Объяснений не требовалось. Оба они знали, что к Кронштадту тянутся сочувствующие белые руки, что большевикам предстоит трудный, кровопролитный штурм вооруженной до зубов крепости, дабы навеки похоронить надежды всех старых хозяев России:
Таков первый эпиграф. Второй принадлежит перу талантливого советского поэта, в какой-то момент испугавшегося нэпа, этой, как многим тогда казалось, безбрежно разлившейся буржуазной стихии, угрожающей захлестнуть, затопить революцию и социализм.
Так писал Николай Асеев в поэме «Лирическое отступление».
Третий эпиграф предельно далек от лирики… (Показывает на светящийся транспарант, где появляются одна за другой газетные строчки):
«Наш лозунг: долой крикунов! Долой бессознательных пособников белогвардейщины, повторяющих ошибки несчастных кронштадтцев весны 1921 года! К деловой практической работе, умеющей понять своеобразие текущего момента и его задачи! Не фразы, а дело нам нужно».

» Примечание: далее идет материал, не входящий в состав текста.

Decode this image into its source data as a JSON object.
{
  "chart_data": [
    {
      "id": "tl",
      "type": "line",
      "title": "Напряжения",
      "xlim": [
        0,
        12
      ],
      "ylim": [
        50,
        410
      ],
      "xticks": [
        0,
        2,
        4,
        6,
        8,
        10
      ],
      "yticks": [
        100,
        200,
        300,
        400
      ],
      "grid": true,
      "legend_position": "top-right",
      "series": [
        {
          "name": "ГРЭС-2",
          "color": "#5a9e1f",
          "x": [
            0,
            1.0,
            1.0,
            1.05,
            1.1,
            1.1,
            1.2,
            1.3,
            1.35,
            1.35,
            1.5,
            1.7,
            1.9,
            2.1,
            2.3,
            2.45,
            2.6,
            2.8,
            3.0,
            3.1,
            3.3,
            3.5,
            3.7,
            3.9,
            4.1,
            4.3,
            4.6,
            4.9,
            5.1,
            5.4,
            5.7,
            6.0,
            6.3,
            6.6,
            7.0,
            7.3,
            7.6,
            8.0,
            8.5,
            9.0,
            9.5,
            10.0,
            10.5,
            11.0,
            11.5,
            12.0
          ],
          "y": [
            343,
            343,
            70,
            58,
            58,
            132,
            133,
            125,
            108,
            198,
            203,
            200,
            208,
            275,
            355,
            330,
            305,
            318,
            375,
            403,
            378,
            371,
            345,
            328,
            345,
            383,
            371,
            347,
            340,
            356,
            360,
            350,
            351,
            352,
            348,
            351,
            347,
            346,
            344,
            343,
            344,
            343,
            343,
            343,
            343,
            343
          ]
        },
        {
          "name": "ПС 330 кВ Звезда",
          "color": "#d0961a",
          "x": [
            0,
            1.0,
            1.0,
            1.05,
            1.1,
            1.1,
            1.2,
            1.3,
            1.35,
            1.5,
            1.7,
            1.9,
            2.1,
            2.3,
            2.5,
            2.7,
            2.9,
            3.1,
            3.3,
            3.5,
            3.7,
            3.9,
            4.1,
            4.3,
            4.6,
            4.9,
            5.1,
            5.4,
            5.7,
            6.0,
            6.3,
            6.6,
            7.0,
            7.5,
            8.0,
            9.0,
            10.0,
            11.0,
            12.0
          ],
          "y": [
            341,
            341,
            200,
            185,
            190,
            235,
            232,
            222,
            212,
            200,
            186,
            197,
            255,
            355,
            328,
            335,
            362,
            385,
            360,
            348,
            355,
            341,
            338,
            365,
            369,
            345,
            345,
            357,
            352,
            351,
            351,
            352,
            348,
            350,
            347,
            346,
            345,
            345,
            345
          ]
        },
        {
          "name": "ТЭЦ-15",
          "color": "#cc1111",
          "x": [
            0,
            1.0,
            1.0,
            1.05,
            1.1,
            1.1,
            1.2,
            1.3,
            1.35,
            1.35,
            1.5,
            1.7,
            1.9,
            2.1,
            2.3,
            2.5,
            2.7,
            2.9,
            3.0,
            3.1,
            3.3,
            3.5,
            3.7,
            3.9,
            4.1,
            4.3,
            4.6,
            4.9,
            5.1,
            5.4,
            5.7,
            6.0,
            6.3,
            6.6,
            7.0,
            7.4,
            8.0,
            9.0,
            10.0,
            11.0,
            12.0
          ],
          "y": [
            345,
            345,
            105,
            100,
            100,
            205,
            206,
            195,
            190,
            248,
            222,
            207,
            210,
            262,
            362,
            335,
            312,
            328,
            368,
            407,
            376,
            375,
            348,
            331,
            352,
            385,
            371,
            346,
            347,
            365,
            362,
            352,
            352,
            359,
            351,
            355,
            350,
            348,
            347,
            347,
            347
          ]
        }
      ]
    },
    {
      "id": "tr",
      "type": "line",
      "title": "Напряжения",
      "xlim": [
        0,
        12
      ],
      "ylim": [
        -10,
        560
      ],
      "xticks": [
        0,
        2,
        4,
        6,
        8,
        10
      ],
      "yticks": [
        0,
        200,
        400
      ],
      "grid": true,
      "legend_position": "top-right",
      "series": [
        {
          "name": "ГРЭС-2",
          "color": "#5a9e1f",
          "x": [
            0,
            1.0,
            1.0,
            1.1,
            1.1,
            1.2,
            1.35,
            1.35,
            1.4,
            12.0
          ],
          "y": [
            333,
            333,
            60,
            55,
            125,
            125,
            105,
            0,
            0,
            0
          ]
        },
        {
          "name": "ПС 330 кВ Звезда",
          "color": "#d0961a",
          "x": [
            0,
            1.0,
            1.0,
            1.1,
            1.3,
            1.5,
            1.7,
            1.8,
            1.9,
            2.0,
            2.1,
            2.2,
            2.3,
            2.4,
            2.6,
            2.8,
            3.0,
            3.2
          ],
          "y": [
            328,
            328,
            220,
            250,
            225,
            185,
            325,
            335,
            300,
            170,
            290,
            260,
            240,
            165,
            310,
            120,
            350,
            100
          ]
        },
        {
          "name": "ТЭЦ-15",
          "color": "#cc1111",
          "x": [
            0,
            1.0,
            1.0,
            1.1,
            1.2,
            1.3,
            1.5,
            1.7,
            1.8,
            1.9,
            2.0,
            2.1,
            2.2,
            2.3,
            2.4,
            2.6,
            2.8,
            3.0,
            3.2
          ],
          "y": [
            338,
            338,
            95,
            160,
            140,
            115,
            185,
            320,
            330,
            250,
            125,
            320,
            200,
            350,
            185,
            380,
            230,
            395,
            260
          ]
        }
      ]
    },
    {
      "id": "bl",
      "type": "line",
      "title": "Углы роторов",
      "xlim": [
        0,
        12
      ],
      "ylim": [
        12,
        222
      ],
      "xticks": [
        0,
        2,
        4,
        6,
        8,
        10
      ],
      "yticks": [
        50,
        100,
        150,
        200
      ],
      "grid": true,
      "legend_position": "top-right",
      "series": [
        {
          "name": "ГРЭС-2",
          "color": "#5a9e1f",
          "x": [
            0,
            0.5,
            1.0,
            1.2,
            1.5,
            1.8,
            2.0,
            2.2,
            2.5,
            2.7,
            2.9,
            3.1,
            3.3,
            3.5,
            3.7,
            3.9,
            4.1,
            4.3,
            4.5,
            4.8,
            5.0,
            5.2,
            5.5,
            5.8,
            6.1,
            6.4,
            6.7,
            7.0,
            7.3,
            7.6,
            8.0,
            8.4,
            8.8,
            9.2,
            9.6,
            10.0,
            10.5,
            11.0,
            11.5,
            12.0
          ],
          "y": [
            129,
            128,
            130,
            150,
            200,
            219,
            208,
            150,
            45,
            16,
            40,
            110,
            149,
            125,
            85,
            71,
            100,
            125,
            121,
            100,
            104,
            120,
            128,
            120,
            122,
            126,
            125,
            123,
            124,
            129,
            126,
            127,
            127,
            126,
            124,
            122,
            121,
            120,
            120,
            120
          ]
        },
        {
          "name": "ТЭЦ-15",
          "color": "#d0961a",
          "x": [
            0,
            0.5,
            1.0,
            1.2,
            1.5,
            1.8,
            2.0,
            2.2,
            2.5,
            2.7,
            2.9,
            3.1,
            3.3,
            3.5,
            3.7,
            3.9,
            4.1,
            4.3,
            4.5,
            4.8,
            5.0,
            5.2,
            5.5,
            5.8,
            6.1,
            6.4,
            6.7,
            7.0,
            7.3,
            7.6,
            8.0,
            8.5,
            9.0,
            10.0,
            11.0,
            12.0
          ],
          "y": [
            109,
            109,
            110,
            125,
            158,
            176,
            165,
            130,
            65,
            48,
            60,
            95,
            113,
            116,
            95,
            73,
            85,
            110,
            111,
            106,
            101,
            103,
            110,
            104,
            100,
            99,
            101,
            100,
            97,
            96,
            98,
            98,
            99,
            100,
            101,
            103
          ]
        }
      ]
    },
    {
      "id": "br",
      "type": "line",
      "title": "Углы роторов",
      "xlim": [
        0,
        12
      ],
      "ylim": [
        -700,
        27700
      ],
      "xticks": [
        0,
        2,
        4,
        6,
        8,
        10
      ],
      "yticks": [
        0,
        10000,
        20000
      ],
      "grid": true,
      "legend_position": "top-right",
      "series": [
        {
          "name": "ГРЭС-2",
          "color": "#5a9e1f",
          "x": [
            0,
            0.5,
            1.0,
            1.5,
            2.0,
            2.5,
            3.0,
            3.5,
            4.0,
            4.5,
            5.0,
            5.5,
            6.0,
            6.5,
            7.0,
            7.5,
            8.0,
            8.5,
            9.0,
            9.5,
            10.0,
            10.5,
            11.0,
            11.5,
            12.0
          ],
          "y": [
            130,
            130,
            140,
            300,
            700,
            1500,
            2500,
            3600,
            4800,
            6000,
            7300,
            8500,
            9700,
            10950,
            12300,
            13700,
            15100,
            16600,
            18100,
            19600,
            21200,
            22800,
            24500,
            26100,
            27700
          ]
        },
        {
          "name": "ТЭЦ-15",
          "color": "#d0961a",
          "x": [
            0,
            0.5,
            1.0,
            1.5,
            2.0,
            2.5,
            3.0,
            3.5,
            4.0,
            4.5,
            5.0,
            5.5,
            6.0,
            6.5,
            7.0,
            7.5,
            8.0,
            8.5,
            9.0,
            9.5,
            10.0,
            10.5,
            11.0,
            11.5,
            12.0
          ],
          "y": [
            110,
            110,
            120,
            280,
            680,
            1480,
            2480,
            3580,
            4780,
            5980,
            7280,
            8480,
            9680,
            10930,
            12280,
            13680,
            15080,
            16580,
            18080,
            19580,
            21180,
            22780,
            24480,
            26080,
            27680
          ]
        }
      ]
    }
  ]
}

Так писал Ленин в «Правде» в августе 1921 года.
В спектакле нет персонажа, имя которого Ленин, нет вообще ни одного исторического лица. Вместе с тем мысли Ленина, мысли о Ленине неизбежно проходят сквозь душу каждого человека, жизнь которого мы пытаемся показать. В том числе и врагов… Ведь и у врагов есть внутренний мир, который мы условно называем душой, — иначе как бы нам иногда удавалось наших бывших врагов сделать в дальнейшем своими друзьями? Редко, но так бывало. Правда, случалось и наоборот…
З а т е м н е н и е.
Ночь. Под лучами шарящих там и тут прожекторов — синий мартовский лед. Позади отсвечивает полынья или проступившая сквозь наст наледь. Впереди, как верстовой столб, стоит торос, вздыбленный еще в ледостав осенними штормами. Он припорошен снегом, но местами обтаял, — прожектор пронизывает насквозь эти ледяные окошки. Слева от тороса Кронштадт, где время от времени взвиваются сигнальные ракеты; справа финский берег, скорее угадываемый, чем видимый: едва мерцают редкие желтые огоньки. В стороне крепости слышится беспорядочная стрельба, — значит, там где-то еще воюют.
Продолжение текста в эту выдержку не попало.